While the state Supreme Court decision opening marriage to homosexual couples was in effect, before “Proposition 8,” some 18,000 gay marriages were performed in the state. The state Supreme Court, when it upheld the ballot measure, nevertheless ruled that those intervening marriages remained legal.
No same-sex couples may now be married, even after the Ninth Circuit ruling nullified “Proposition 8,” because that decision is temporarily on hold pending appeals.
The case against the California ban resulted in a sweeping decision in favor of gay marriages by a District judge in San Francisco. That ruling was much broader than the one that emerged this year from a divided three-judge panel of the Circuit Court. That Court denied en banc review.
In seeking to put the case before the Supreme Court on Tuesday, the measure’s backers argued that the Ninth Circuit ruling, if left standing, “will have widespread and immediate negative consequences. As the policy debate progresses in other states (especially, thought not exclusively, those in the Ninth Circuit), it will necessarily be skewed by the suggestion that any experiment with the definition of marriage is irrevocable.” That, it argued, resulted from the fact that the Circuit Court majority had ruled that, once gay marriage was legal in California, it could not be withdrawn.
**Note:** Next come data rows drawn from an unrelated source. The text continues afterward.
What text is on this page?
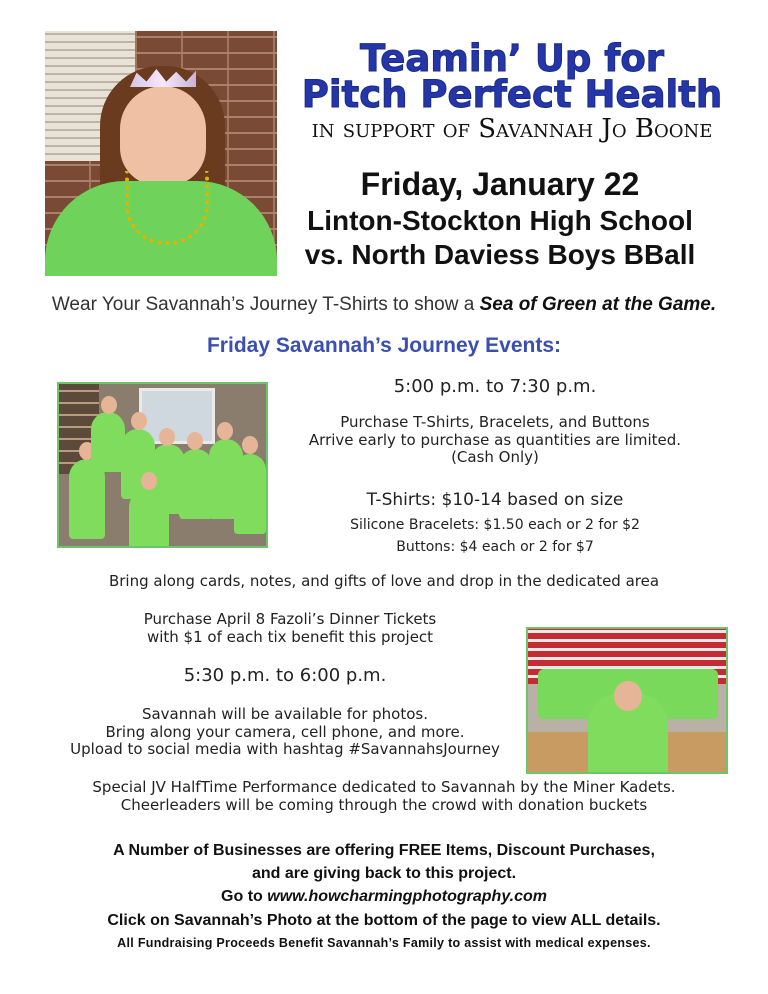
Teamin’ Up for
Pitch Perfect Health
in support of Savannah Jo Boone
Friday, January 22
Linton-Stockton High School
vs. North Daviess Boys BBall
Wear Your Savannah’s Journey T-Shirts to show a Sea of Green at the Game.
Friday Savannah’s Journey Events:
5:00 p.m. to 7:30 p.m.
Purchase T-Shirts, Bracelets, and Buttons
Arrive early to purchase as quantities are limited.
(Cash Only)
T-Shirts: $10-14 based on size
Silicone Bracelets: $1.50 each or 2 for $2
Buttons: $4 each or 2 for $7
Bring along cards, notes, and gifts of love and drop in the dedicated area
Purchase April 8 Fazoli’s Dinner Tickets
with $1 of each tix benefit this project
5:30 p.m. to 6:00 p.m.
Savannah will be available for photos.
Bring along your camera, cell phone, and more.
Upload to social media with hashtag #SavannahsJourney
Special JV HalfTime Performance dedicated to Savannah by the Miner Kadets.
Cheerleaders will be coming through the crowd with donation buckets
A Number of Businesses are offering FREE Items, Discount Purchases,
and are giving back to this project.
Go to www.howcharmingphotography.com
Click on Savannah’s Photo at the bottom of the page to view ALL details.
All Fundraising Proceeds Benefit Savannah’s Family to assist with medical expenses.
That, at least, is the way the ballot measure’s supporters interpret the Circuit Court’s result.
Beyond the issue of whether a state may take away a right once granted, the “Proposition 8” supporters said in their petition, the Circuit Court ruling raised the question of whether states would now feel free to experiment with laws that give gay couples some rights — such as those granted by California to “domestic partnerships” — that stop short of civil marriage as such. Other states in the Ninth Circuit’s geographic reach, including Hawaii, Nevada, Oregon, and Washington — have recognized legal rights for gay couples who are not married, and those laws may now be questioned because of their design to protect traditional marriage as the formal union of a man and a woman, the petition said.
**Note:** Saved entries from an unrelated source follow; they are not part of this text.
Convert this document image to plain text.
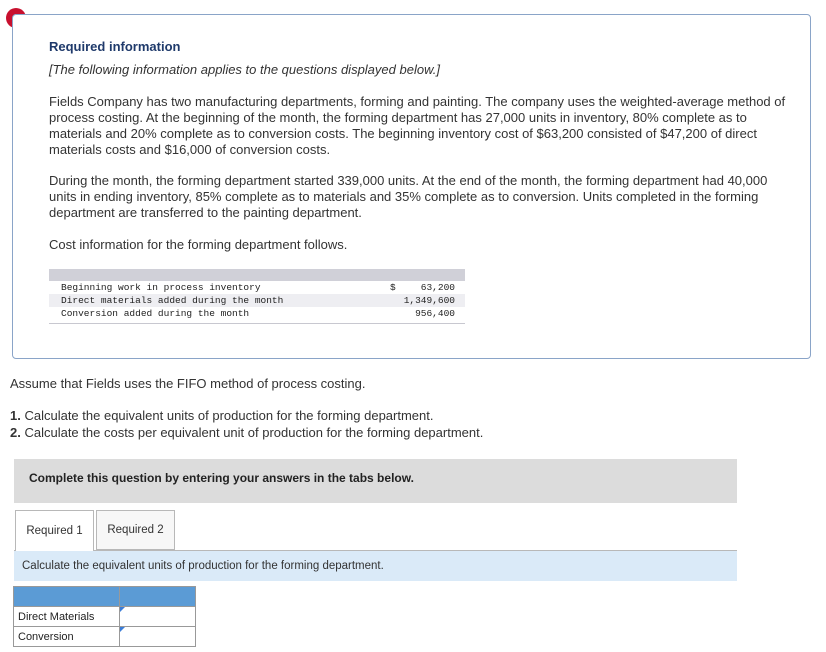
Required information
[The following information applies to the questions displayed below.]
Fields Company has two manufacturing departments, forming and painting. The company uses the weighted-average method of process costing. At the beginning of the month, the forming department has 27,000 units in inventory, 80% complete as to materials and 20% complete as to conversion costs. The beginning inventory cost of $63,200 consisted of $47,200 of direct materials costs and $16,000 of conversion costs.
During the month, the forming department started 339,000 units. At the end of the month, the forming department had 40,000 units in ending inventory, 85% complete as to materials and 35% complete as to conversion. Units completed in the forming department are transferred to the painting department.
Cost information for the forming department follows.
Beginning work in process inventory	$	63,200
Direct materials added during the month	1,349,600
Conversion added during the month	956,400
Assume that Fields uses the FIFO method of process costing.
1. Calculate the equivalent units of production for the forming department.
2. Calculate the costs per equivalent unit of production for the forming department.
Complete this question by entering your answers in the tabs below.
Required 1	Required 2
Calculate the equivalent units of production for the forming department.

Direct Materials	

Conversion	
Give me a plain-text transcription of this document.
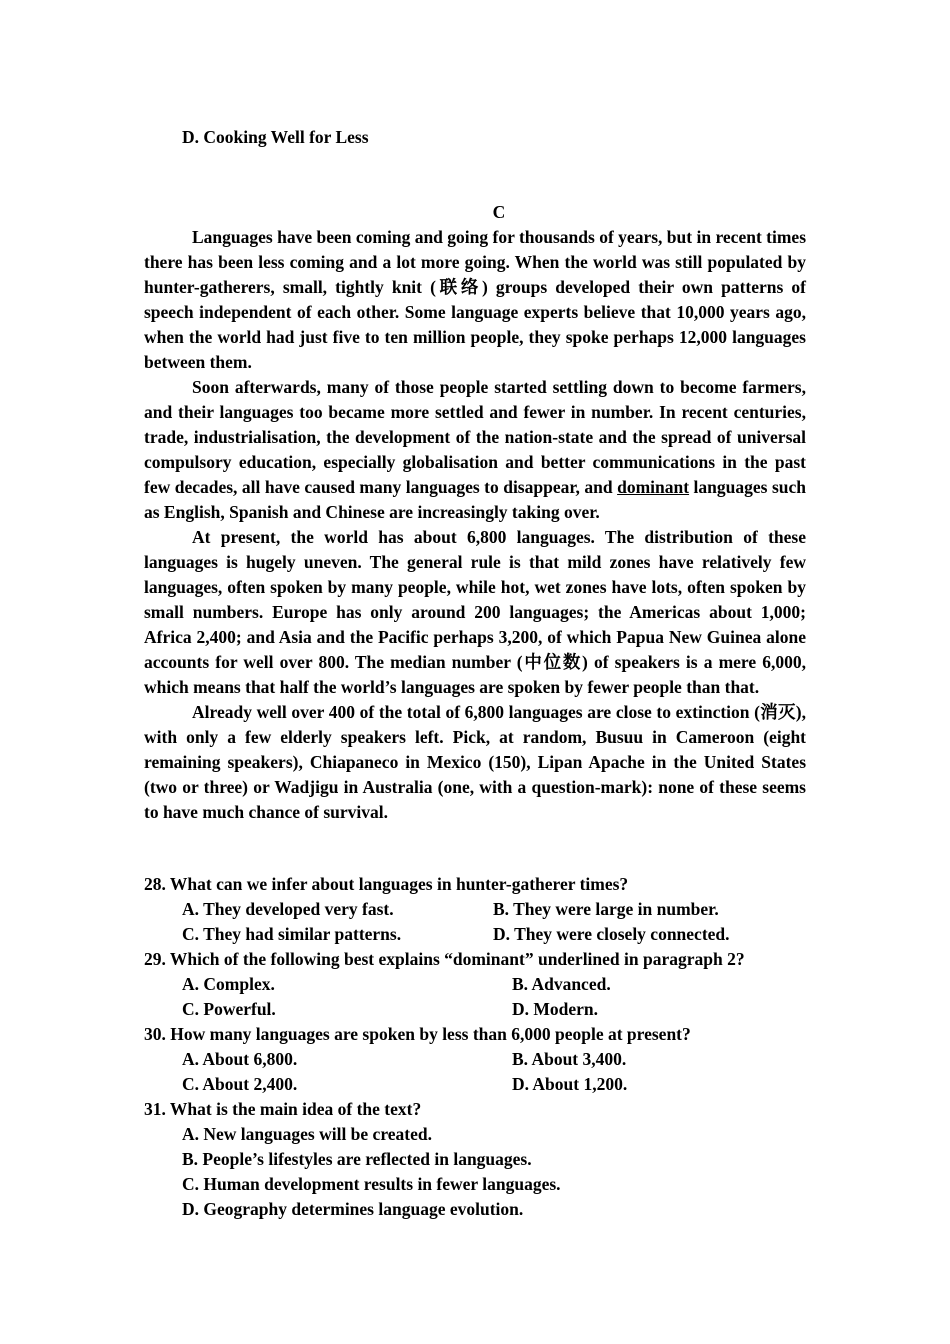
D. Cooking Well for Less
C

Languages have been coming and going for thousands of years, but in recent times there has been less coming and a lot more going. When the world was still populated by hunter-gatherers, small, tightly knit (联络) groups developed their own patterns of speech independent of each other. Some language experts believe that 10,000 years ago, when the world had just five to ten million people, they spoke perhaps 12,000 languages between them.

Soon afterwards, many of those people started settling down to become farmers, and their languages too became more settled and fewer in number. In recent centuries, trade, industrialisation, the development of the nation-state and the spread of universal compulsory education, especially globalisation and better communications in the past few decades, all have caused many languages to disappear, and dominant languages such as English, Spanish and Chinese are increasingly taking over.

At present, the world has about 6,800 languages. The distribution of these languages is hugely uneven. The general rule is that mild zones have relatively few languages, often spoken by many people, while hot, wet zones have lots, often spoken by small numbers. Europe has only around 200 languages; the Americas about 1,000; Africa 2,400; and Asia and the Pacific perhaps 3,200, of which Papua New Guinea alone accounts for well over 800. The median number (中位数) of speakers is a mere 6,000, which means that half the world’s languages are spoken by fewer people than that.

Already well over 400 of the total of 6,800 languages are close to extinction (消灭), with only a few elderly speakers left. Pick, at random, Busuu in Cameroon (eight remaining speakers), Chiapaneco in Mexico (150), Lipan Apache in the United States (two or three) or Wadjigu in Australia (one, with a question-mark): none of these seems to have much chance of survival.

28. What can we infer about languages in hunter-gatherer times?
A. They developed very fast.	B. They were large in number.
C. They had similar patterns.	D. They were closely connected.
29. Which of the following best explains “dominant” underlined in paragraph 2?
A. Complex.	B. Advanced.
C. Powerful.	D. Modern.
30. How many languages are spoken by less than 6,000 people at present?
A. About 6,800.	B. About 3,400.
C. About 2,400.	D. About 1,200.
31. What is the main idea of the text?
A. New languages will be created.
B. People’s lifestyles are reflected in languages.
C. Human development results in fewer languages.
D. Geography determines language evolution.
Meanwhile, in a ruling issued Tuesday afternoon, U.S. District Judge Vanessa L. Bryant of Hartford, Conn., became the latest federal judge to strike down the Defense of Marriage Act’s Section 3, allowing federal benefits only for legal marriages of a man and a woman. The 104-page opinion can be read here. That case involved six same-sex couples and a widower, all of whom had been married legally under the laws of Connecticut, Vermont, and New Hampshire.
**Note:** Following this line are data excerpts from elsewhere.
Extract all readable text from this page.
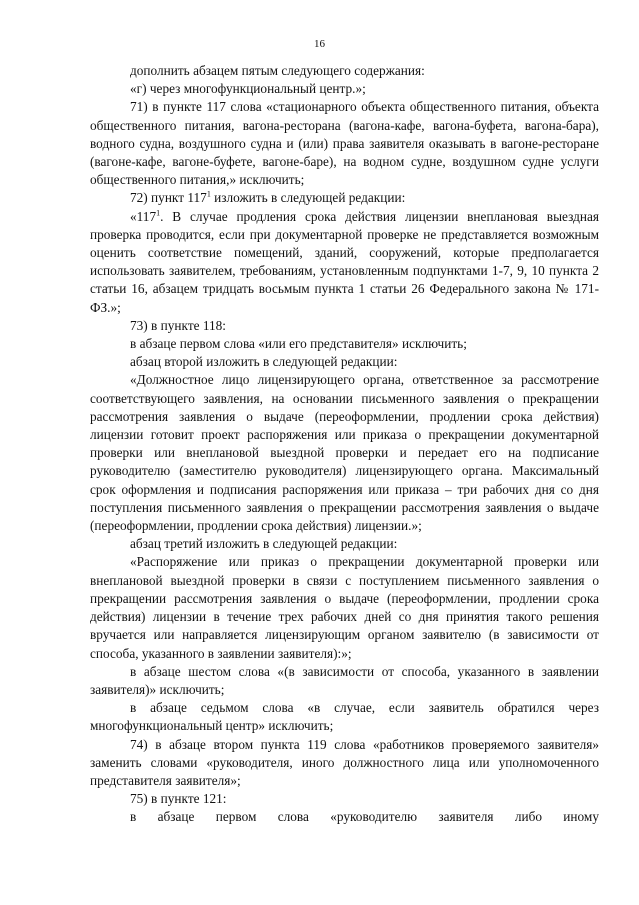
16

дополнить абзацем пятым следующего содержания:

«г) через многофункциональный центр.»;

71) в пункте 117 слова «стационарного объекта общественного питания, объекта общественного питания, вагона-ресторана (вагона-кафе, вагона-буфета, вагона-бара), водного судна, воздушного судна и (или) права заявителя оказывать в вагоне-ресторане (вагоне-кафе, вагоне-буфете, вагоне-баре), на водном судне, воздушном судне услуги общественного питания,» исключить;

72) пункт $117^1$ изложить в следующей редакции:

«$117^1$. В случае продления срока действия лицензии внеплановая выездная проверка проводится, если при документарной проверке не представляется возможным оценить соответствие помещений, зданий, сооружений, которые предполагается использовать заявителем, требованиям, установленным подпунктами 1-7, 9, 10 пункта 2 статьи 16, абзацем тридцать восьмым пункта 1 статьи 26 Федерального закона № 171-ФЗ.»;

73) в пункте 118:

в абзаце первом слова «или его представителя» исключить;

абзац второй изложить в следующей редакции:

«Должностное лицо лицензирующего органа, ответственное за рассмотрение соответствующего заявления, на основании письменного заявления о прекращении рассмотрения заявления о выдаче (переоформлении, продлении срока действия) лицензии готовит проект распоряжения или приказа о прекращении документарной проверки или внеплановой выездной проверки и передает его на подписание руководителю (заместителю руководителя) лицензирующего органа. Максимальный срок оформления и подписания распоряжения или приказа – три рабочих дня со дня поступления письменного заявления о прекращении рассмотрения заявления о выдаче (переоформлении, продлении срока действия) лицензии.»;

абзац третий изложить в следующей редакции:

«Распоряжение или приказ о прекращении документарной проверки или внеплановой выездной проверки в связи с поступлением письменного заявления о прекращении рассмотрения заявления о выдаче (переоформлении, продлении срока действия) лицензии в течение трех рабочих дней со дня принятия такого решения вручается или направляется лицензирующим органом заявителю (в зависимости от способа, указанного в заявлении заявителя):»;

в абзаце шестом слова «(в зависимости от способа, указанного в заявлении заявителя)» исключить;

в абзаце седьмом слова «в случае, если заявитель обратился через многофункциональный центр» исключить;

74) в абзаце втором пункта 119 слова «работников проверяемого заявителя» заменить словами «руководителя, иного должностного лица или уполномоченного представителя заявителя»;

75) в пункте 121:

в абзаце первом слова «руководителю заявителя либо иному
Judge Bryant rejected an argument by the House of Representatives’ Republican leaders — who have taken up the defense of DOMA in the courts since the Administration has stopped doing so — that the Supreme Court’s summary decision in 1972 in Baker v. Nelson was a binding precedent in favor of DOMA. The judge said that ruling “has limited precedential value,” and, besides, that case raised a different issue. There, the issue was the legality of gay marriage under a state constitution, while in the DOMA case the issue is one of federal constitutional law, the judge said. DOMA, she added, restricts a state’s right to decide who can get married in that state.
While the Hartford judge concluded that gays and lesbians are entitled to significant constitutional protection because of the history of discrimination against them, she ultimately concluded that she did not have to apply “heightened scrutiny” to the benefit ban, because that provision could not survive “under even the most deferential level of judicial scrutiny.”